Enemigos de la patria

Parece que, con motivo de las tensiones para formar Gobierno tras las elecciones de diciembre, los partidos españoles vuelven de nuevo a la eterna casilla cero del juego eterno. La derecha, vieja o nueva (?) blande y agita la ‘unidad nacional’, España, España y los peligros que la amenazan, como arma y argumento final e inapelable. Y el PSOE acude velozmente a los mismos conceptos como escudo defensivo, afirmando que, por encima de todo, la unidad de la patria no se toca. Es decir todo esto y lo que, por los dos lados, ha sido siempre igual y sigue igual. No es sorprendente ni extraño, porque la «cuestión catalana», otra vez y quizás más que nunca, vuelve a poner en duda la consistencia real de la nación española entendida como coincidente con el Estado. Y los que ponen en duda o no admiten esta coincidencia son por fuerza un peligro para la nación, y por tanto enemigos de la patria. Un problema gravísimo, en efecto, justamente porque la ‘nación’ es todavía, y será mucho tiempo, el marco sustancial de las sociedades modernas. Todo hace pensar que, de momento, la única alternativa visible es la comunidad de los creyentes, es decir, el islam riguroso, que es a la vez religioso y político. A estas alturas pretender, como hay quien pretende con cierta astucia o trampa, que conceptos como identidad, patriotismo o nación son conceptos regresivos, superados y negativos, es negar la realidad de la historia de los últimos dos siglos, la realidad del presente, y casi ciertamente del futuro. Es necesario, por tanto, reforzar un modelo de patriotismo o nacionalismo (conceptos que es arbitrario por completo querer contraponer) muy diferente del que domina en España, es decir, radicalmente democrático, y componente ético de la ciudadanía. Un patriotismo civil, promotor de la responsabilidad moral sobre el propio país y pueblo, sobre el propio territorio y cultura, sobre el propio patrimonio, sobre el bienestar común y la libertad común. Y no debemos caer en la trampa que, con tan mala fe se extiende continuamente, de negar la vigencia de estos conceptos simplemente porque en determinadas condiciones o circunstancias han sido utilizados para fines perversos, ya que cualquier concepto ha sido utilizado para fines perversos, desde la idea de democracia, hasta la idea de libertad o la idea misma de trabajo, de sociedad, y no digamos la idea de socialismo.

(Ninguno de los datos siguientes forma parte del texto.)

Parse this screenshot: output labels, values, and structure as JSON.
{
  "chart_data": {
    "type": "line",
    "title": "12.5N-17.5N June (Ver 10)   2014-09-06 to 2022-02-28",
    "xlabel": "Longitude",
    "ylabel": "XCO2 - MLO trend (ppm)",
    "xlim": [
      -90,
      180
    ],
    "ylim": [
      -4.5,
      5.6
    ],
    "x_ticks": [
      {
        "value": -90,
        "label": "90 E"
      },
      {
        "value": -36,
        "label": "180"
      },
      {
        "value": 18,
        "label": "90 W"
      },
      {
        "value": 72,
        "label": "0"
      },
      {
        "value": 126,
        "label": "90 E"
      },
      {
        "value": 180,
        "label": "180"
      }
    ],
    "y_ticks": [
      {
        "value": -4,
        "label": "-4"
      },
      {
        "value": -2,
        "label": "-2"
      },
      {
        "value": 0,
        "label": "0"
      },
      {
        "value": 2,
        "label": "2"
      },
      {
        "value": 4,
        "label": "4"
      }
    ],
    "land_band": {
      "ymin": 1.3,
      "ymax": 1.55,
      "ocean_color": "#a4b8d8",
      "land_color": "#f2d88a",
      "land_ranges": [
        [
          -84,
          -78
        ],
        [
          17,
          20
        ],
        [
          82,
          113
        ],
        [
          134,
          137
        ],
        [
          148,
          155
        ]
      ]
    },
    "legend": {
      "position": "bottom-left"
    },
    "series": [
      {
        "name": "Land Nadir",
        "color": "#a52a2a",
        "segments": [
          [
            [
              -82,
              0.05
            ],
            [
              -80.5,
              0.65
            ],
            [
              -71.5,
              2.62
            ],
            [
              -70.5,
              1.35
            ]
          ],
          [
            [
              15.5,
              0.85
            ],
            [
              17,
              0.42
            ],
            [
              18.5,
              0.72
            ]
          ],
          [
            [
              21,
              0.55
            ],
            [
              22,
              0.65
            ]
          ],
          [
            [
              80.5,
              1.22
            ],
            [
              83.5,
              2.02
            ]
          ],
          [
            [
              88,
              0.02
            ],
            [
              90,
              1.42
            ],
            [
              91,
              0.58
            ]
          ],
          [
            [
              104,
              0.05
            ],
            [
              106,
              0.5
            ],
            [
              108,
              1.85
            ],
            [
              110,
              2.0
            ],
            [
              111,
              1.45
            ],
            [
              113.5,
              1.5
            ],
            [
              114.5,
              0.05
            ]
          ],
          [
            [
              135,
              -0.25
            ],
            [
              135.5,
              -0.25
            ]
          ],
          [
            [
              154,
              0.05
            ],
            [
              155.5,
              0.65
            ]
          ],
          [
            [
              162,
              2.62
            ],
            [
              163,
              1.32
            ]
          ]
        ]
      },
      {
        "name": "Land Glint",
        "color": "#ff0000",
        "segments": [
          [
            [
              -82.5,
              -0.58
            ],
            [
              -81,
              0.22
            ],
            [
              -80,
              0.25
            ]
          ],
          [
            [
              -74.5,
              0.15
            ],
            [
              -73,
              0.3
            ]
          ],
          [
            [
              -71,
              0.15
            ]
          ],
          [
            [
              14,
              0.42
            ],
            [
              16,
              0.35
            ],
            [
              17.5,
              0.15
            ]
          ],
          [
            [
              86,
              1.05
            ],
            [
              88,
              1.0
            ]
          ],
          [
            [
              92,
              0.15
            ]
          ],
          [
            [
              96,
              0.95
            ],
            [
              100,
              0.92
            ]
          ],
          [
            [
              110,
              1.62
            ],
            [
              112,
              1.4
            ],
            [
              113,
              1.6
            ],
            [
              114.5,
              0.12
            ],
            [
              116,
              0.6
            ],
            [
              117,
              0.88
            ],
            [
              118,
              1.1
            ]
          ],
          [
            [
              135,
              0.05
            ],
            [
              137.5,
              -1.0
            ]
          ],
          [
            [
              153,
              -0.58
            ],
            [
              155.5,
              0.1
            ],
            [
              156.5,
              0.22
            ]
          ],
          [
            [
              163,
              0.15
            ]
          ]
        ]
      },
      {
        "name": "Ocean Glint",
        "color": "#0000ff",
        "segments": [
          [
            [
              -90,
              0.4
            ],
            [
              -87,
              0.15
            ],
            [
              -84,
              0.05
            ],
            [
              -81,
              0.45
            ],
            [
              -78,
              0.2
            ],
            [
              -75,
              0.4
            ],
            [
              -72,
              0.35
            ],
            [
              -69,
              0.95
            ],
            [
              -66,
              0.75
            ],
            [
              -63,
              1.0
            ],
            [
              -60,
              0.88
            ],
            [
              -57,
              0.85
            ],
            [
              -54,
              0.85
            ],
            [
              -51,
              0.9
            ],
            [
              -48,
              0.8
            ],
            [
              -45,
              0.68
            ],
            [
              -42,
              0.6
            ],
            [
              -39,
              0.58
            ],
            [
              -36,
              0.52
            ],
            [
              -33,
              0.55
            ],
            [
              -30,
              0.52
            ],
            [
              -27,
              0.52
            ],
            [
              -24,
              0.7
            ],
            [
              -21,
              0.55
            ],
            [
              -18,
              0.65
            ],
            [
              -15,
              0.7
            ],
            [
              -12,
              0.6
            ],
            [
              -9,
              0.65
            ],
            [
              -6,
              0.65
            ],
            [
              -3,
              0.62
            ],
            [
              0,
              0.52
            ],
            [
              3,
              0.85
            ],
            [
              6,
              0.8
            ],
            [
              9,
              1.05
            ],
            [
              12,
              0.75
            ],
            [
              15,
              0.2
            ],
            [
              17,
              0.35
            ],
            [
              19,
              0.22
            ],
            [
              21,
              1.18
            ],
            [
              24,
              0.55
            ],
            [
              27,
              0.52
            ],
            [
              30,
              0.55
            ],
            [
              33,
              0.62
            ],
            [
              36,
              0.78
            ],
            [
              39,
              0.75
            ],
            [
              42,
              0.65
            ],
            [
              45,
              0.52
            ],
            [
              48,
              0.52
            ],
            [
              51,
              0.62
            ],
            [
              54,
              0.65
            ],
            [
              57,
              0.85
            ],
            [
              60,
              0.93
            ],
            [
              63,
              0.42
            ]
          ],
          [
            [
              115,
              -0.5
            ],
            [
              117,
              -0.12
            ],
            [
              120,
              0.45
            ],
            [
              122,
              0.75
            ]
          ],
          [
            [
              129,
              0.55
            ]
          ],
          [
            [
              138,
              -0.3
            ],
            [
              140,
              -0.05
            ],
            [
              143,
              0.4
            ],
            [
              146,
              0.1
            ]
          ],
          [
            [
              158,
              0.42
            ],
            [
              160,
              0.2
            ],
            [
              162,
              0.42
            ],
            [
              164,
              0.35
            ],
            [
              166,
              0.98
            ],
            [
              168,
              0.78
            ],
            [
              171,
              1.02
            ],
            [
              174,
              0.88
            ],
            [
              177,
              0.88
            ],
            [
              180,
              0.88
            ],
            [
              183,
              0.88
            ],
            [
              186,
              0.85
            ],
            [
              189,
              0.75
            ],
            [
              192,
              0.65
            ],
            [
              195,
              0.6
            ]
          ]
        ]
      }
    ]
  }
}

Y precisamente en este tiempo que, a menudo y en tantos aspectos, parece que corre hacia un único magma de uniformidades indiferenciadas, sigue siendo positivo, y un valor de aplicación universal, el esfuerzo preservador de la especificidad nacional: hacer que lo que es distintivo y propio (desde la cultura popular a la literatura más alta, y hasta la naturaleza y los paisajes, y la historia, y las comidas, y el patrimonio material) sea conscientemente valorado y presentado y proyectado de cara a la propia sociedad y a las demás. Y no hay que tener miedo a la diferencia e incluso de la palabra «personalidad». Hace algún tiempo, en los periódicos, venía un anuncio grande con un palacio de aquellos portugueses tan fantásticos, en un paisaje espléndido, y ponía: «Portugal, personalidad propia». Efectivamente, lo que se proyecta en términos de un bien que es asumido, preservado y mantenido como propio y diferente, y mostrado y aprovechado para que todos, de dentro y de fuera, lo conozcan y en puedan disfrutarlo. El ‘patriotismo’ debe ser, también o sobre todo -yo cada vez tengo más tendencia a pensar que debe ser sobre todo-, la preservación y proyección de un patrimonio. Entender la patria como patrimonio, comenzando, si se quiere, por el patrimonio natural. Poniendo este patrimonio a disposición de todos, empezando por sus «poseedores» históricos, y aumentándolo, eso sí, con incorporaciones y aportaciones que no sean sustitutorias ni destructivas. Por lo tanto, yo me atrevería a decir que el mayor enemigo de la patria es aquel que destruye la sustancia material de la propia patria. Quien destruye, además, esa diferencia que hace que sea lo que es, y no algo informe, indistinguible. Quien destruye la forma de sus pueblos y ciudades, quien destruye sus paisajes. Quien desintegra y deshace su idioma. Si yo, en el País Valenciano considero que muchos de los políticos que nos gobernaban hasta hace tan poco tiempo eran de hecho «enemigos de la patria», no es únicamente porque les resultaba indiferente la existencia misma del país, de la historia, de la lengua. Sino porque también les era perfectamente indiferente la preservación incluso de la entidad física, cultural y moral del país, el patrimonio común. El misterio es por qué estos enemigos de la patria, proclamando un patriotismo exaltado (patriotismo de España, sobre todo, y subsidiariamente patriotismo regional valenciano), han ganado durante cerca de veinte años una elección tras otra.